Applicant: Cynthia A. Edwards ,  Kirk E. Fry ,  Charles R. Cantor ,  Beth M. Andrews

Inventor： Cynthia A. Edwards ,  Kirk E. Fry ,  Charles R. Cantor ,  Beth M. Andrews

IPC: C07K14/47 ,  C12N15/09 ,  C12N15/10 ,  C12N15/67 ,  C12Q1/68 ,  C12Q1/70 ,  C07H21/02 ,  C12N15/00 ,  G01N33/574

CPC classification number: C12N15/67 ,  C07K14/47 ,  C12N15/1048 ,  C12Q1/6811 ,  C12Q1/6883 ,  C12Q1/705

Abstract: The present invention defines an assay useful for screening libraries of synthetic or biological compounds for their ability to bind specific DNA test sequences. The assay is also useful for determining the sequence specificity and relative DNA-binding affinity of DNA-binding molecules for any particular DNA sequence. Also described herein are potential applications of the assay, including: 1) the detection of lead compounds or new drugs via the mass screening of libraries of synthetic or biological compounds (i.e., fermentation broths); 2) the design of sequence-specific DNA-binding drugs comprised of homo- or hetero-meric subunits of molecules for which the sequence specificity was determined using the assay; and 3) the use of molecules for which sequence specificity was determined using the assay as covalently attached moieties to aid in the binding of nucleic acid or other macromolecular polymers to nucleic acid sequences.

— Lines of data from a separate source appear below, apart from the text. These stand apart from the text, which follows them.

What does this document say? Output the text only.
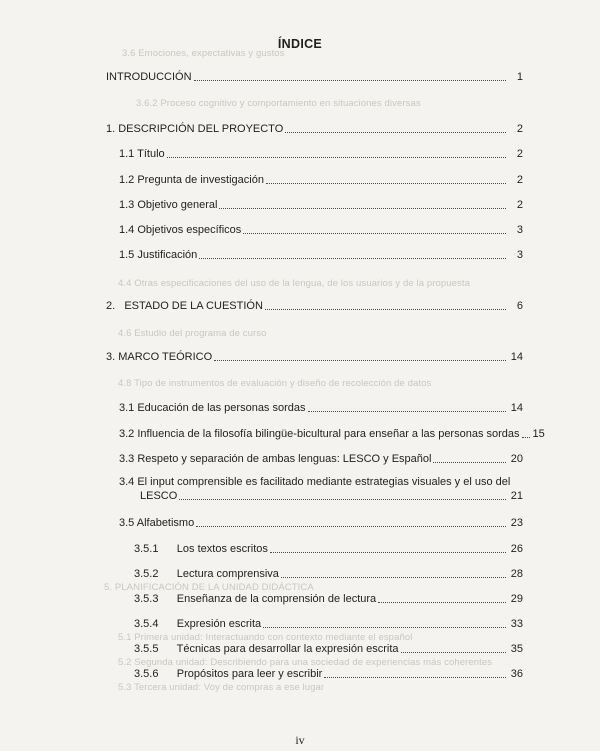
3.6 Emociones, expectativas y gustos
3.6.2 Proceso cognitivo y comportamiento en situaciones diversas
4.4 Otras especificaciones del uso de la lengua, de los usuarios y de la propuesta
4.6 Estudio del programa de curso
4.8 Tipo de instrumentos de evaluación y diseño de recolección de datos
5. PLANIFICACIÓN DE LA UNIDAD DIDÁCTICA
5.1 Primera unidad: Interactuando con contexto mediante el español
5.2 Segunda unidad: Describiendo para una sociedad de experiencias más coherentes
5.3 Tercera unidad: Voy de compras a ese lugar
ÍNDICE
INTRODUCCIÓN	1
1. DESCRIPCIÓN DEL PROYECTO	2
1.1 Título	2
1.2 Pregunta de investigación	2
1.3 Objetivo general	2
1.4 Objetivos específicos	3
1.5 Justificación	3
2.   ESTADO DE LA CUESTIÓN	6
3. MARCO TEÓRICO	14
3.1 Educación de las personas sordas	14
3.2 Influencia de la filosofía bilingüe-bicultural para enseñar a las personas sordas 15
3.3 Respeto y separación de ambas lenguas: LESCO y Español	20
3.4 El input comprensible es facilitado mediante estrategias visuales y el uso del
LESCO	21
3.5 Alfabetismo	23
3.5.1      Los textos escritos	26
3.5.2      Lectura comprensiva	28
3.5.3      Enseñanza de la comprensión de lectura	29
3.5.4      Expresión escrita	33
3.5.5      Técnicas para desarrollar la expresión escrita	35
3.5.6      Propósitos para leer y escribir	36
iv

Abstract translation: 本发明定义了一种用于筛选合成或生物化合物文库以测定其结合特异性DNA测试序列的能力的测定法。 该测定还可用于确定DNA结合分子对于任何特定DNA序列的序列特异性和相对DNA结合亲和力。 本文还描述了测定的潜在应用，包括：1）通过大量筛选合成或生物化合物（即发酵液）文库来检测铅化合物或新药物; 2）由使用该测定法确定序列特异性的分子的同源或异源亚基组成的序列特异性DNA结合药物的设计; 和3）使用通过测定作为共价连接的部分确定序列特异性的分子，以有助于核酸或其它大分子聚合物与核酸序列的结合。